O pieniądze w systemie apelujemy na spotkaniach z ministrem zdrowia i deklarował, że w najbliższym czasie premier
Morawiecki ogłosi Nowy Ład i będziemy zadowoleni z tego, co powie. Więc nie wiem na razie, co premier
będzie mówił. Na pewno wiem, że my wychodzimy i naszym hasłem przewodnim z racji, że będziemy
stać pod Sejmem, to jest hasło "Godziwa praca po wartościowaniu pracy,
a nie po uważaniu". Bo teraz tak się czujemy, że Ministerstwo
tylko bierze pod wzgląd jedną wytyczną dotyczącą wykształcenia personelu i mamy sytuację,
że wchodzące do zawodu osoby mogą zarabiać więcej niż te, które w tym zawodzie
są 30 lat, posiadają ogrom doświadczenia i dla tych młodych osób będą zawsze mistrzem na
początku ich kariery zawodowej. A kolejne postulaty to są te postulaty wieloletnie. My nie możemy mówić
o tym, że mamy właściwe warunki pracy, jak mamy sytuację, że zadania trzech osób
wykonują dwie albo zadania czterech osób wykonują dwie. To obniża jakość udzielanych
świadczeń pacjentom, a nawet doprowadza do takiej sytuacji, jaką mieliśmy w szpitalach tymczasowych,
że dwóch ratowników, dwóch lekarzy, dwie pielęgniarki obsługują 160 ciężko chorych
pacjentów. To państwu zagraża jako społeczeństwu.
Pani przewodnicząca, mówimy o tym, jakie są warunki pracy
i domyślam się, że w minionym roku te warunki pracy były jeszcze gorsze, a to wszystko przez epidemię.
Pani przewodnicząca jakoś podsumowała, ile pielęgniarek zrezygnowało, pielęgniarek i pielęgniarzy, zrezygnowało z pracy w
tym okresie? Ile osób przeszło na emeryturę, bo przecież zawsze podkreślacie ten wysoki wiek pielęgniarek, to może one po prostu już
poszły do Zakładu Ubezpieczeń Społecznych i podziękowały za pracę?
Wiele. Powiem, że w poprzednim okresie czasu była sytuacja, że te osoby, które nabywały prawa
emerytalne, z chęcią podejmowały pracę dalej.
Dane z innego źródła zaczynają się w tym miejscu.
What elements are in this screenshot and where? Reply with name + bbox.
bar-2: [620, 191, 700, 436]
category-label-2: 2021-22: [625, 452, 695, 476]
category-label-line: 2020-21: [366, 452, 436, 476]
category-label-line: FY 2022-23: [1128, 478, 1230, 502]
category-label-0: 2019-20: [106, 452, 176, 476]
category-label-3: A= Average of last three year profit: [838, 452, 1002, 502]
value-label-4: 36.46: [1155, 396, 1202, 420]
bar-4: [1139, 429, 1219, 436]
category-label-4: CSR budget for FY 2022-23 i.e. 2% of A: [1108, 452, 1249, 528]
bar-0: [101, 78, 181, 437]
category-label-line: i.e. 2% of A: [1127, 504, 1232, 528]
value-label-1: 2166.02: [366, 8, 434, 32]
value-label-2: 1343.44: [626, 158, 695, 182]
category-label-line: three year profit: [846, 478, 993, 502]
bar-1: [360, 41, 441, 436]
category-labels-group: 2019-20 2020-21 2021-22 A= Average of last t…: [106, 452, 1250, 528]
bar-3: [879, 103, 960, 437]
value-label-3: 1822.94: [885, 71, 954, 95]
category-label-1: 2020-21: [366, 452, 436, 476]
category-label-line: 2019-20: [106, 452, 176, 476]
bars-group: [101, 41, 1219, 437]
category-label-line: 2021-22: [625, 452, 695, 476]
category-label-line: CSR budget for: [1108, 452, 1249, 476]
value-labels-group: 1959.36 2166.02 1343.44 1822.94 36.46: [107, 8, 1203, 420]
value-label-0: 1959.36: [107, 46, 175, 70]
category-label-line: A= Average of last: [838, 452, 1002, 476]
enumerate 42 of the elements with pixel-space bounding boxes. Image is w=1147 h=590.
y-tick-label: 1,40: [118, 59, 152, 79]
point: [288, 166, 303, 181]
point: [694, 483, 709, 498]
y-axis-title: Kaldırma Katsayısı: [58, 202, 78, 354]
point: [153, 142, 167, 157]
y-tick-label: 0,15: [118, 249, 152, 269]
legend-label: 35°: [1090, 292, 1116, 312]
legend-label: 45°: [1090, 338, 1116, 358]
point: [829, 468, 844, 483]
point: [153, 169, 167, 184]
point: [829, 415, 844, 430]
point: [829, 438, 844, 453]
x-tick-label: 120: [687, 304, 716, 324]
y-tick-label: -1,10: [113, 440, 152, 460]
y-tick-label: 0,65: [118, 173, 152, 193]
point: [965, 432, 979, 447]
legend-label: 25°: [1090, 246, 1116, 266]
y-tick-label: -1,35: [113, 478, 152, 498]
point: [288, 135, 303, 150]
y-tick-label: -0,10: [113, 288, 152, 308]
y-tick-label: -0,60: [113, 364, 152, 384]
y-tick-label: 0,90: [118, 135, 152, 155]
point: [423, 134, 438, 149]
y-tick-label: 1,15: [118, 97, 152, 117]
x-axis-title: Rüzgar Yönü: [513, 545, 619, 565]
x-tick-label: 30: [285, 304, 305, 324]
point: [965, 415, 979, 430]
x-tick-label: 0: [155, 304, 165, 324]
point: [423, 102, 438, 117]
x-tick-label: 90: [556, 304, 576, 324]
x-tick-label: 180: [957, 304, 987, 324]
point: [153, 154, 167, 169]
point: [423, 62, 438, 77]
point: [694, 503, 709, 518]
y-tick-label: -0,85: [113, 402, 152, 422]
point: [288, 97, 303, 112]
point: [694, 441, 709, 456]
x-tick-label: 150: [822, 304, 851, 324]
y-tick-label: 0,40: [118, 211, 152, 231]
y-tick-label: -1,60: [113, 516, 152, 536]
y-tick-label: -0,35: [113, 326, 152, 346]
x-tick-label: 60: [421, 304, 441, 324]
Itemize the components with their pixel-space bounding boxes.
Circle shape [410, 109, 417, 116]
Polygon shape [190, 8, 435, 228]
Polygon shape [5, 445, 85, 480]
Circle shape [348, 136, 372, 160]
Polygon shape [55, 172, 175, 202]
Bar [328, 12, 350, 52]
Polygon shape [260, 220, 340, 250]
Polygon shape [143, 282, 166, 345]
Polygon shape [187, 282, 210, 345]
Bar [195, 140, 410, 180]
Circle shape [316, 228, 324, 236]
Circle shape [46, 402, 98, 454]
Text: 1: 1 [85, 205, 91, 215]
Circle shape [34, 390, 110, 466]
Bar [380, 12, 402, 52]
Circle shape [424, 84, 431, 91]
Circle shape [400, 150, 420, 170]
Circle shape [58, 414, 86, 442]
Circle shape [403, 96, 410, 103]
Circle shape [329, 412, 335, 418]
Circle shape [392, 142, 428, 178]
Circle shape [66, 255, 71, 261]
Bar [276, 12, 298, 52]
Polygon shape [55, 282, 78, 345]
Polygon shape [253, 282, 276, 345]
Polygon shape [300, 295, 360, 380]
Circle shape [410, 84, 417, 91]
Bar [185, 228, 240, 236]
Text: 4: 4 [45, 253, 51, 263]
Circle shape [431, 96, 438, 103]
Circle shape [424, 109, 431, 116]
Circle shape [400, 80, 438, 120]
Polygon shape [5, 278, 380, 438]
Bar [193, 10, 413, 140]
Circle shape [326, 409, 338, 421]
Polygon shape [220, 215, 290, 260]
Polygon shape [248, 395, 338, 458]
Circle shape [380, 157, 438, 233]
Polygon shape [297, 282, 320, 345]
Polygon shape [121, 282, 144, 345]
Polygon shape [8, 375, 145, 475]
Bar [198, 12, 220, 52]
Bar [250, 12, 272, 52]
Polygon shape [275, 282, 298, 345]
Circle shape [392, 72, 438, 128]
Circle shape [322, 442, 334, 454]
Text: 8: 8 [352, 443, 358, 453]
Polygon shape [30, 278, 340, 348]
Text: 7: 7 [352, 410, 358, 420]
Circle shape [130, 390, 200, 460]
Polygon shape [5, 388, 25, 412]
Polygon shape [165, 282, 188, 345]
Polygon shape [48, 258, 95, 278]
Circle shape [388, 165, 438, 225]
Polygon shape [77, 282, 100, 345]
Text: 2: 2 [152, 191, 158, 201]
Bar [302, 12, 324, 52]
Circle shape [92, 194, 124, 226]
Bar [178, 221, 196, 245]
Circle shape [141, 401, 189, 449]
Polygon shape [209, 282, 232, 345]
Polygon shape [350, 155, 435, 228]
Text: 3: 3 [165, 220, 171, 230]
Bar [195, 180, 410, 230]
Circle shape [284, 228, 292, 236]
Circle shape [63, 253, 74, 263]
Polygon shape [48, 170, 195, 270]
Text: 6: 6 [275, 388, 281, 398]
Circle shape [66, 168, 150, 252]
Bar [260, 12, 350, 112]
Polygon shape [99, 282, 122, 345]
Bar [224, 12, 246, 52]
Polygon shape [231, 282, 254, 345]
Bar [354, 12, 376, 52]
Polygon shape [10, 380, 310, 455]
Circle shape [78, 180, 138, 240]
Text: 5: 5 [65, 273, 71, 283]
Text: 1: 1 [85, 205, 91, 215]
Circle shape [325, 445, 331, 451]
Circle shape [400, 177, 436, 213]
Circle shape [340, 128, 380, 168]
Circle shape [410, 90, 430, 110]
W tej chwili mamy sygnał ze strony tych osób, że jeśli tylko dojdą do
wieku emerytalnego, to, mówiąc kolokwialnie, strzelają tym wszystkim i idą, bo w takich
warunkach pracować się nie da. Idą na tą emeryturę. Natomiast
o ile chodzi o to, jak wyglądać sytuacja będzie, to tak jak mówiłam, w trzydziestym roku
60-letnia pielęgniarka.
A w tej chwili mamy sytuację, że w tym roku odchodzić będzie na emeryturę 10500 osób.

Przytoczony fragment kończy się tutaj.